The Paris terror rampage is a reminder that al-Qaida is determined to attack the United States, he added.
Kugelman observed that AQAP has been linked to at least three attempts to attack the United States since November 2009. One was the
Christmas day 2009 attempt to bring down a trans-Atlantic flight from Amsterdam to Detroit by detonating an explosive hidden in a terrorist's underwear.
Another was an attempt in
October 2010 to bring down several U.S.-bound cargo aircraft using improvised explosive devices concealed in printer ink cartridges. The parcels were reportedly addressed to two Chicago-area synagogues.
A third attack targeting the United States that was linked to the AQAP was the November
2009 Fort Hood massacre, in which Maj. Nidal Hasan, an Army psychiatrist, opened fire on fellow service personnel at a military base in Texas, killing 13 people and wounding 32 others.

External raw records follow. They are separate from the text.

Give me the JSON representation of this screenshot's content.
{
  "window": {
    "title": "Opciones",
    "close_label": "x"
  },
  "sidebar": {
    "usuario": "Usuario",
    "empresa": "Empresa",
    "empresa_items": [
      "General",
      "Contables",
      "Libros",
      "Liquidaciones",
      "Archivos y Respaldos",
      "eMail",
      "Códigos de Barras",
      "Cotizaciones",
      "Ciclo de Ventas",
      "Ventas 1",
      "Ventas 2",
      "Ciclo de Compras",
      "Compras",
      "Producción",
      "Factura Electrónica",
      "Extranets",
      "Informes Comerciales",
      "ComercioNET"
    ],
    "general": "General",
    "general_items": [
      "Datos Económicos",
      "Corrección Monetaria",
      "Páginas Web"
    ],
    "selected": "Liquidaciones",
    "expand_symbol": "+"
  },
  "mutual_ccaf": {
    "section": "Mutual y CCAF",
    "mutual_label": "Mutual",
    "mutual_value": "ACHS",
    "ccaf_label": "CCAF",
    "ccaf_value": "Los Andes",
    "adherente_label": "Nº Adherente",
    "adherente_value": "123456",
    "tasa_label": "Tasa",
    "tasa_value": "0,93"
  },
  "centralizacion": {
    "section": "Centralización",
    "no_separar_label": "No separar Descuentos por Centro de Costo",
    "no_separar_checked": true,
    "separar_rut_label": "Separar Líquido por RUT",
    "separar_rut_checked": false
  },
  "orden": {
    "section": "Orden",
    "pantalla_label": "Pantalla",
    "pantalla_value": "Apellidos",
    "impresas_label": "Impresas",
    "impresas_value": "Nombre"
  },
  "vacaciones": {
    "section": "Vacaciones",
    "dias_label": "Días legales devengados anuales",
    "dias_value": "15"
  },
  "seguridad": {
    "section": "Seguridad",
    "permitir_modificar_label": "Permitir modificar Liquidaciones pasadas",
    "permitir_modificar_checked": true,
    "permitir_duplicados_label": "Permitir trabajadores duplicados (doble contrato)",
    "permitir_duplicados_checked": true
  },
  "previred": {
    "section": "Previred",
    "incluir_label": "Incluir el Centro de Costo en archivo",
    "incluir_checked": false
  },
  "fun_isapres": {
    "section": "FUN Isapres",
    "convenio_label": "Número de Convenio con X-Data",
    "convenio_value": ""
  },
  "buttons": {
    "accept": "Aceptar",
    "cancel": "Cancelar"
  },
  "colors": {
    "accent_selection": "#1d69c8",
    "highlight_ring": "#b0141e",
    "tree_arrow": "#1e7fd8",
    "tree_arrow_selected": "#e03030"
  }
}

Hasan and jihadist cleric Anwar al-Awlaki – a U.S.-born imam who eventually became a key figure in the AQAP's terrorist infrastructure – exchanged at least 18 emails between December 2008 and June 2009. The FBI, which had been investigating Awlaki, was aware of the emails.
But bureau officials acknowledged that their San Diego-based terrorism task force investigating Awlaki failed to forward most of the emails to Washington. FBI officials also acknowledged that they should have interviewed Hasan about the emails but failed to do so.
After hearing the FBI acknowledgment at a House Appropriations subcommittee hearing in 2012, then-Rep.
Frank Wolf said government officials had not taken the Hasan-Awlaki connection seriously enough.
"An active-duty member of the military communicating with a known radicalizer and recruiter should have been taken more seriously than it was," the Virginia Republican said.
Awlaki was killed in Yemen by a U.S. drone strike on Sept. 30, 2011.